Prince Kofi Amoabeng, Chief Executive Officer of defunct UT Bank Ghana and five others whose alleged roles led to the collapse of the bank have appeared before an Accra High Court (Commercial Division).
The other five are Johnson Pandit Asiama, former Second Deputy Governor of Bank of Ghana (BoG), who is the first accused, Raymond Amantu Head of Banking Supervision Department (BSD) at BOG, UT Holdings Limited which had shares in UT Bank Ghana, Catherine Johnson, Head of Treasury and Robert Kwesi Armah, General Manager of Corporate Banking of UT Bank.
The accused have been variously charged with 42 counts of willfully causing financial loss, abetment of crime, Contravention of the bank of Ghana Act, fraudulently causing financial loss to the Republic, Fraudulent breach of Trust, Deceit of public officer and fabrication of evidence.
They have pleaded not guilty to the charges and were granted bail with various terms of condition.
Asiamah was granted to a self-recognizance bail.
Catherine Johnson was admitted to bail in the sum of GHC 20 million with two sureties, each of the sureties is to be justified.
Amoabeng and Armah were admitted to bail in the sum of GHC60 million with two sureties, each of the sureties is to be justified.
The Court presided over by Mr. Justice Samuel Asiedu, a Court of Appeal Judge Sitting with additional responsibility as a High Court Judge, ordered the accused to deposit their Passports to the Court’s Registry.
Accused persons are expected to reappear on February 26.
Lawyers of the accused took turns to make submissions for bail for their clients.
The case of the Republic led by Ms.
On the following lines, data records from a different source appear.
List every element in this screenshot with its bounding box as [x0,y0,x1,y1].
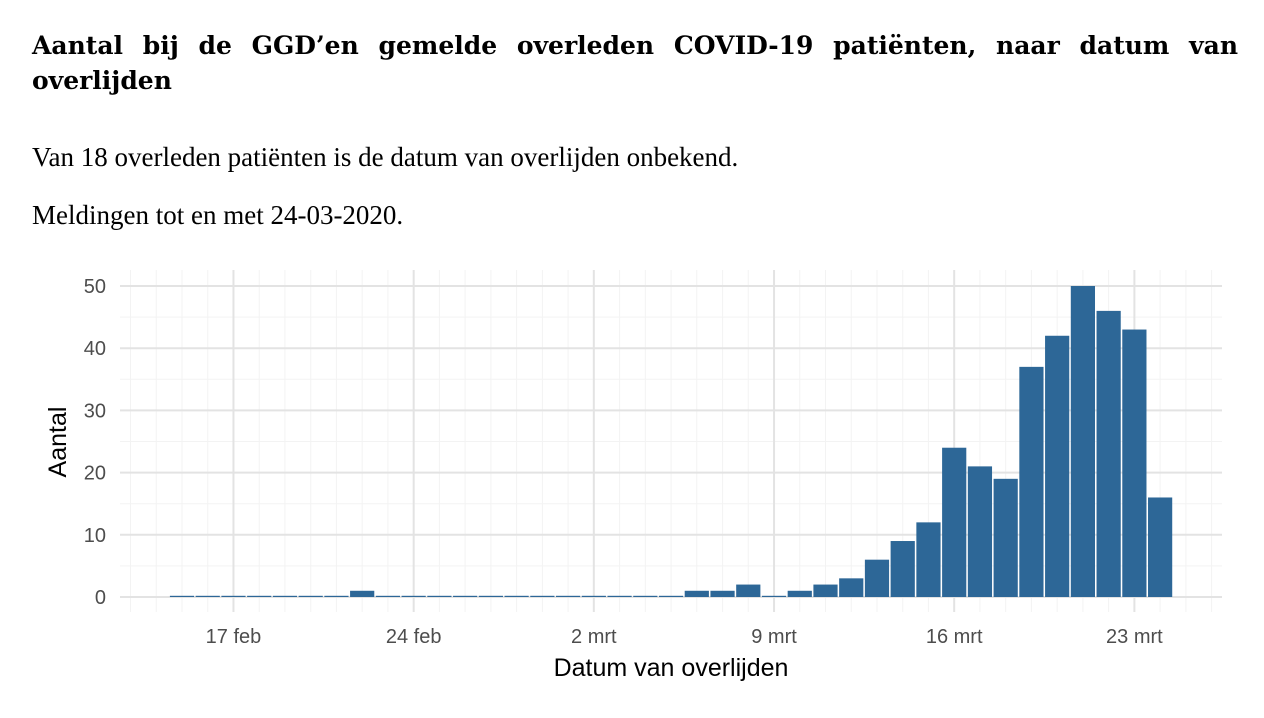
bar-2020-03-08 [736,584,761,597]
bar-2020-02-27 [478,595,503,597]
x-tick-label: 16 mrt [926,626,983,648]
bar-2020-03-14 [890,541,915,597]
bar-2020-02-19 [272,595,298,597]
bar-2020-02-22 [350,590,375,597]
bar-2020-02-16 [195,595,220,597]
bar-2020-02-18 [247,595,272,597]
bar-2020-03-09 [761,595,787,597]
bar-2020-03-23 [1122,329,1147,597]
x-axis-label: Datum van overlijden [554,654,789,682]
bar-2020-03-19 [1019,366,1044,597]
bar-2020-03-20 [1045,335,1070,597]
bar-2020-03-07 [710,590,735,597]
bar-2020-03-01 [556,595,581,597]
chart-bars [169,286,1173,597]
bar-2020-02-25 [427,595,452,597]
bar-2020-02-21 [324,595,349,597]
y-tick-label: 10 [84,525,106,547]
bar-2020-03-05 [658,595,684,597]
x-tick-label: 17 feb [206,626,262,648]
bar-2020-02-23 [375,595,401,597]
x-tick-label: 9 mrt [751,626,797,648]
bar-2020-02-26 [453,595,478,597]
y-tick-label: 40 [84,338,106,360]
bar-2020-03-13 [864,559,890,597]
bar-2020-02-17 [221,595,246,597]
y-axis-ticks: 0 10 20 30 40 50 [84,276,106,609]
bar-2020-03-21 [1070,286,1095,597]
bar-2020-03-22 [1096,310,1121,597]
bar-2020-02-24 [401,595,426,597]
x-tick-label: 24 feb [386,626,442,648]
chart-subtitle-reporting-date: Meldingen tot en met 24-03-2020. [32,200,404,230]
x-tick-label: 23 mrt [1106,626,1163,648]
bar-2020-02-20 [298,595,323,597]
bar-2020-03-12 [839,578,864,597]
bar-2020-02-28 [504,595,529,597]
chart-subtitle-unknown-date: Van 18 overleden patiënten is de datum v… [32,142,739,172]
bar-2020-03-03 [607,595,632,597]
bar-2020-03-24 [1148,497,1173,597]
bar-2020-02-29 [530,595,555,597]
y-tick-label: 0 [95,587,106,609]
bar-2020-03-11 [813,584,838,597]
bar-2020-03-16 [942,447,967,597]
bar-2020-03-10 [787,590,812,597]
bar-2020-03-18 [993,478,1018,597]
y-tick-label: 20 [84,463,106,485]
x-tick-label: 2 mrt [571,626,617,648]
bar-2020-03-17 [967,466,993,597]
bar-2020-03-06 [684,590,709,597]
x-axis-ticks: 17 feb 24 feb 2 mrt 9 mrt 16 mrt 23 mrt [206,626,1163,648]
chart-title: Aantal bij de GGD’en gemelde overleden C… [32,31,1238,95]
bar-2020-03-04 [633,595,658,597]
y-tick-label: 50 [84,276,106,298]
y-axis-label: Aantal [44,407,72,478]
y-tick-label: 30 [84,400,106,422]
bar-2020-03-15 [916,522,941,597]
bar-2020-03-02 [581,595,606,597]
bar-2020-02-15 [169,595,195,597]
Gloria A. Akuffo, the Minister of Justice and Attorney General (AG) is that by an agreement dated November 1, 2013, UT Bank granted a credit facility of $15 million to Lushann International Energy Ghana Limited (Lushann) for the purchase of crude oil to be supplied to Petraco Oil Company (Petraco) by Lushann.
The Ag said as security for the facility, Lushann assigned the stock to UT bank in furtherance to the supply of the crude oil to Petraco.
She said Lushann chartered a vessel call Olympic Faith owned by Melville Enterprises SA (Melville), a Liberian Company to receive the crude oil for onward delivery to Petraco.
Ms Akuffo said on January 14, 2014, Melville issued a writ of summons out of the registry of the High Court, Accra, against Lushann claiming the sum of $6,775,269.90 as unpaid fees for the charter of Olympic Faith.
Prosecution said UT Bank applied to join the suit as an interested party to contest Melville’s claim to the cargo under a Stock Assignment Agreement.
According to the prosecution, by an order dated January 27, 2017, the High Court directed that the cargo be sold and $7 million out of the proceeds deposited in an Escrow Account with UT Bank in the name of the Registrar of the High Court at an interest rate of two per cent per annum pending the final determination of the matter.
Prosecution said a letter dated February 21, 2014 addressed to the High Court and under the hand of Amoabeng and Wendy Miranda Bannerman, the Head of the Legal Department of UT Bank, confirmed the opening of the account and the payment of the sum of $7 million into the account as ordered by the Court.
Prosecution said subsequently, UT Bank submitted to the Registrar a statement of account and purported details of a call investment signed by Johnson and Armah and one Stephen Azumah which turned out to be false.
According to prosecution, investigations revealed that even though Amoabeng, Johnson and Armah knew that there was no money in the account they deliberately persisted in submitting false statements to the Registrar.
Prosecution said on August 14, 2017, the BOG revoked the operating license of UT for violating banking laws and subsequently went into receivership.
Ms Akuffo said investigations conducted in the course of the receivership of UT revealed that investments totaling GHC51, 334,387.08 and $8,799,917 placed with UT by some 15 companies had been transferred to UT Holdings by UT without the knowledge or consent of the companies.
Prosecution said it was established that UT holdings did not have the license to take deposits and investments.
By a Letter, Prosecution said, dated April 28, 2016, UT requested additional liquidity support in the sum of GHC650-million from BoG.
Prosecution said upon the recommendation of Amantu, Asiamah approved an unsecured liquidity support facility of GHC 460 million without following prescribed mandatory statutory conditions.
Prosecution said no payment was made for the facility and by the same letter, UT Bank also requested a waiver of single obligor Limits for letters of credit in respect of MBG Limited in the sum of GHC45.8million, Kofi Jobs Limited in the sum of GHC46.9million and Holman Brothers Limited in the sum of GHC 48.5 million.
Again, prosecution said, upon the recommendation of Amantu, Asiamah without following prescribed mandatory statutory conditions, gave approval for single Obligor Waiver in respect of the letters of Credit previously granted by UT to its customers as follows:
The prosecution said out of the BoG Liquidity Support of GHC460 million, GHC413.09 million remains due to BoG.